All these points considered, I don’t know that we can reasonably expect Daenerys to take the Iron Throne. In fact, I only think she will because I don’t yet see any other option. My dream, fanfiction-ready scenario is for Sansa to ascend the throne, with Arya and Brienne heading her Queensguard, Tyrion as her Hand, and Pod her consort (just go with me on that last one—trust me, the more you think about it, the more you’ll want it, too).

But when I consider all the angles and ask myself if think Sansa should sit the Iron Throne, I have to say no. She, like Ned, doesn’t want that power, which is perhaps why she would be so well-suited to it, but Sansa belongs in the North. She had once regarded King’s Landing as her home, but ended up desperate to leave it and the tragedies she’d experienced there. She endured another helping of horrors at the hands of Ramsay at Winterfell, but it’s still her home, it belongs to her, and she won’t let her ill-begotten husband change what Winterfell is to her. It took years for Sansa to realize that’s where she belongs, and now that she knows, her biggest triumph will be to take it back and restore it to its former glory.

As similar as Sansa and Daenerys’ goals are, the difference is that Sansa knows that Winterfell is where her heart is, and Daenerys is still lost.

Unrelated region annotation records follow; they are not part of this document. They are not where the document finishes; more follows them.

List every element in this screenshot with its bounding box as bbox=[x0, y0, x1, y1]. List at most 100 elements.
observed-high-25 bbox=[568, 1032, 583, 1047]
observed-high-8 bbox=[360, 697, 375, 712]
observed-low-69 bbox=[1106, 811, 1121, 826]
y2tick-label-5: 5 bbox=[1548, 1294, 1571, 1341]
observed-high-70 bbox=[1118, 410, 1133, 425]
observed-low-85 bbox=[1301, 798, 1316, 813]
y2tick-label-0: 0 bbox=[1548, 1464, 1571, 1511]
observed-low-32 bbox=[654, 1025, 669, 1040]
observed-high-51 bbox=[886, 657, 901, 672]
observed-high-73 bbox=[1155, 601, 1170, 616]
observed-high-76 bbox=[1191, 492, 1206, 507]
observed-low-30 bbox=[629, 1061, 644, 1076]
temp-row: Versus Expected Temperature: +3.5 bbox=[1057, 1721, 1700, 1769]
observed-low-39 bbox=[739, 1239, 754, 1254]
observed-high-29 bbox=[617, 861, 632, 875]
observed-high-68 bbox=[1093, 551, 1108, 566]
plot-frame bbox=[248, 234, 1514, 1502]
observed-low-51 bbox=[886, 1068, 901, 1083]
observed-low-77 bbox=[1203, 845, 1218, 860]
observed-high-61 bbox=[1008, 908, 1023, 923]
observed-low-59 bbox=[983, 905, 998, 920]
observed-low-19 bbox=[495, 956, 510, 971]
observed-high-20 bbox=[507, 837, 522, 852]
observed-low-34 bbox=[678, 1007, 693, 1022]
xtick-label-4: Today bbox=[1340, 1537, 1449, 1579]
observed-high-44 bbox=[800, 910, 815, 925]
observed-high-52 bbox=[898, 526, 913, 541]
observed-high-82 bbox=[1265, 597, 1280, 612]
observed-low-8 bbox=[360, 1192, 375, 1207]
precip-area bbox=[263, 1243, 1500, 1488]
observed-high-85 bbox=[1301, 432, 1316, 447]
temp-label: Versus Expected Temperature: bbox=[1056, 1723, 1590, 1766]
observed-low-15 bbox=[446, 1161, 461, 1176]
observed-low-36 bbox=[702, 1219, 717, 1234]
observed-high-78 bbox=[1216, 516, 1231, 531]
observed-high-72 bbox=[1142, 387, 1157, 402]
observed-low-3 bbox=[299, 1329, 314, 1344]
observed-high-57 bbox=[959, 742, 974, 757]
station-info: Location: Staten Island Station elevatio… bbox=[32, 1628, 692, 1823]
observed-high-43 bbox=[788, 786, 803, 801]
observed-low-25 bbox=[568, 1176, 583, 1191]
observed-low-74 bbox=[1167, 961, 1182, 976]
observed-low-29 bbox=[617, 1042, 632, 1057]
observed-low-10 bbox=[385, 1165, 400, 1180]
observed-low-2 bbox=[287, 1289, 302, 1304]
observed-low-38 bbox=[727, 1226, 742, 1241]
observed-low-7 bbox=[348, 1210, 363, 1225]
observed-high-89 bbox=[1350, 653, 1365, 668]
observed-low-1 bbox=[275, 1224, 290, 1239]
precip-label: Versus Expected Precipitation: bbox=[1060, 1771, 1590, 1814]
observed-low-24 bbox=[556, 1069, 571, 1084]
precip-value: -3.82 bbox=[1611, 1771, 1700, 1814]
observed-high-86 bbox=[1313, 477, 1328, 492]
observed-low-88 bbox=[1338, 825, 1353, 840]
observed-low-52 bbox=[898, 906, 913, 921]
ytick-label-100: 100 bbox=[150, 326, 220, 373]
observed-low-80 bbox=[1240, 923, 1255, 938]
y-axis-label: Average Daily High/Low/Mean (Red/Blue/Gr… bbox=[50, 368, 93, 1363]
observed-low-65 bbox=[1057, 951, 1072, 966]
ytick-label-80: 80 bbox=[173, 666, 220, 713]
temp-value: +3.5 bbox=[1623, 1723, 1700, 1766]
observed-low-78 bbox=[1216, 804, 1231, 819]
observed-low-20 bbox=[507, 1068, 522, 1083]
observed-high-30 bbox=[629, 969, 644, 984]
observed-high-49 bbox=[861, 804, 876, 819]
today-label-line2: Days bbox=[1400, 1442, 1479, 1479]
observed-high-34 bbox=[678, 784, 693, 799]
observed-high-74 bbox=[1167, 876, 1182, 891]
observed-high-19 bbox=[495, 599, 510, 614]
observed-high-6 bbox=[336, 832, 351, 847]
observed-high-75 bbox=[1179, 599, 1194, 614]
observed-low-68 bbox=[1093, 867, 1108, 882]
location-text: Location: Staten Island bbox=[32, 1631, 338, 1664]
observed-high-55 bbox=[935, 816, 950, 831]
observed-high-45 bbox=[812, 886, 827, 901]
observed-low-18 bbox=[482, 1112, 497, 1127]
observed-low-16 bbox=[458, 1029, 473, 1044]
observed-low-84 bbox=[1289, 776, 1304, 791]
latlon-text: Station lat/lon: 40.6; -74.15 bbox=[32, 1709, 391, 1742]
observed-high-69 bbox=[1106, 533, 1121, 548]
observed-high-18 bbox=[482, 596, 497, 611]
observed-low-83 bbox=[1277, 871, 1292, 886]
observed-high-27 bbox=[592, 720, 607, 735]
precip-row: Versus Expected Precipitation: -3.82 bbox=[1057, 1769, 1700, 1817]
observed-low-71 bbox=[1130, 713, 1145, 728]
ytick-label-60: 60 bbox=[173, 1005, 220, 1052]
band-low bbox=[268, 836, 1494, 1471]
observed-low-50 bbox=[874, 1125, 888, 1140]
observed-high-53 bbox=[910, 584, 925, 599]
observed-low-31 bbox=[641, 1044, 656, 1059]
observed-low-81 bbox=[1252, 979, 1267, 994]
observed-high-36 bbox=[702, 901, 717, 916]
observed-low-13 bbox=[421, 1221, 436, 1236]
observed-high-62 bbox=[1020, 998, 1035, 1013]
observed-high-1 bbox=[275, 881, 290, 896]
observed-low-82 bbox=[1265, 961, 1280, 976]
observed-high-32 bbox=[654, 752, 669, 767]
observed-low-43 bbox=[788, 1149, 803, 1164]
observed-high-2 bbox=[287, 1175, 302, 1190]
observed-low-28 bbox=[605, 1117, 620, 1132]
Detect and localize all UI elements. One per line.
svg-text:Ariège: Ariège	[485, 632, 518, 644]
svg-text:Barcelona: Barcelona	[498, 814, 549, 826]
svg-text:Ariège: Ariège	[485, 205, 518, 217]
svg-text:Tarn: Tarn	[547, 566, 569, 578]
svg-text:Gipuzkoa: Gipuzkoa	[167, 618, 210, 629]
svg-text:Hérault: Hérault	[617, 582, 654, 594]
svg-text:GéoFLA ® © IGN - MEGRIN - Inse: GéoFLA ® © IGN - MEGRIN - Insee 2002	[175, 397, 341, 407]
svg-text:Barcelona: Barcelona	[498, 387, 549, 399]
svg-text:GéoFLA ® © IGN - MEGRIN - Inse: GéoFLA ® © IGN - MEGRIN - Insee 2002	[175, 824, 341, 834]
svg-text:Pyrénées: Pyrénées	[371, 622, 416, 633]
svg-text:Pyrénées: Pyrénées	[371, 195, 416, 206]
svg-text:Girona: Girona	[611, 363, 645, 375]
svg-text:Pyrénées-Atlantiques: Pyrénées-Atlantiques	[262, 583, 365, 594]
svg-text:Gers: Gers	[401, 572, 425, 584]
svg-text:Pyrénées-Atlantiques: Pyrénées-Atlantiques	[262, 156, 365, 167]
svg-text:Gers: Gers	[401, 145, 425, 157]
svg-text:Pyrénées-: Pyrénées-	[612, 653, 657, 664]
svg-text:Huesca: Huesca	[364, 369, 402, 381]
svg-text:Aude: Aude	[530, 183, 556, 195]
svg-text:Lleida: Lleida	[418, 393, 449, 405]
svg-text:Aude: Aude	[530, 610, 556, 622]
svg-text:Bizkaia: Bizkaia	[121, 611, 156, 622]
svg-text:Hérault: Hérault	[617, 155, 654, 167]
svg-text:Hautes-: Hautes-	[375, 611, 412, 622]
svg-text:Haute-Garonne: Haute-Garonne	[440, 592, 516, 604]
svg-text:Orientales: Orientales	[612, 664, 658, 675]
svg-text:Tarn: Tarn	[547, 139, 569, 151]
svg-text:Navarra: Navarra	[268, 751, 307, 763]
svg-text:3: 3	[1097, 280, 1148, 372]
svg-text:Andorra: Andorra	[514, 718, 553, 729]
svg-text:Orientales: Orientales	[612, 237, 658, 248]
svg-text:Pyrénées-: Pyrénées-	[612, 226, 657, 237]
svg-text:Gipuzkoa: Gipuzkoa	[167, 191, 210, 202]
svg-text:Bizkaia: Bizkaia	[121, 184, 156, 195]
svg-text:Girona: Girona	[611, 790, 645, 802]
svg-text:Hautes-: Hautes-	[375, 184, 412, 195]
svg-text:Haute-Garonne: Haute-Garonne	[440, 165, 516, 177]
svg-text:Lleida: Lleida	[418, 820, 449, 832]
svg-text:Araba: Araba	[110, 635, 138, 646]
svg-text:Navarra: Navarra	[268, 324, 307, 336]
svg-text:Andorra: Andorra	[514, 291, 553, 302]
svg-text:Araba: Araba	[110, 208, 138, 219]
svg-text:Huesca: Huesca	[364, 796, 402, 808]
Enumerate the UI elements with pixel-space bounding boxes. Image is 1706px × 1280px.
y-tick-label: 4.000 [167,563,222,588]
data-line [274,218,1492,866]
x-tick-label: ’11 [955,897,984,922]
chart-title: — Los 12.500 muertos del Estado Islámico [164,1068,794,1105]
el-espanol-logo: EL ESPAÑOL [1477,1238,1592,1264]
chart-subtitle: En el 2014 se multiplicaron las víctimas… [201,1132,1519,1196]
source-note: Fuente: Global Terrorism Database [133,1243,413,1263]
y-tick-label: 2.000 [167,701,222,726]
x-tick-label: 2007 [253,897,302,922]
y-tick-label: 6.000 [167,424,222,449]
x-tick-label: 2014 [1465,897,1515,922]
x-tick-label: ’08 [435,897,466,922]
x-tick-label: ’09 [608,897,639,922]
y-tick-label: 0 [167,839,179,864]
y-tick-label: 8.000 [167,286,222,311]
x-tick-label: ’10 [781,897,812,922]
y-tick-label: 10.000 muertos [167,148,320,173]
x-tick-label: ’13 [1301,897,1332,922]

I don’t know that Daenerys’ story is truly about a girl going home to a place that isn’t really her home at all. I can’t begin to really pin down where she’s going or how she’ll get there; I only know that I want her to figure out what she wants for herself, rather than what she’s been taught to want by others.

When you boil it down, that’s really the theme of the women in Westeros—deconstructing expectations, discovering what they want regardless of what’s forced upon them, and then going after it. Rumor has it that Season 6 is all about the ladies, and even if they don’t all deserve to sit the Iron Throne, if you ask me they’ve all earned a crown.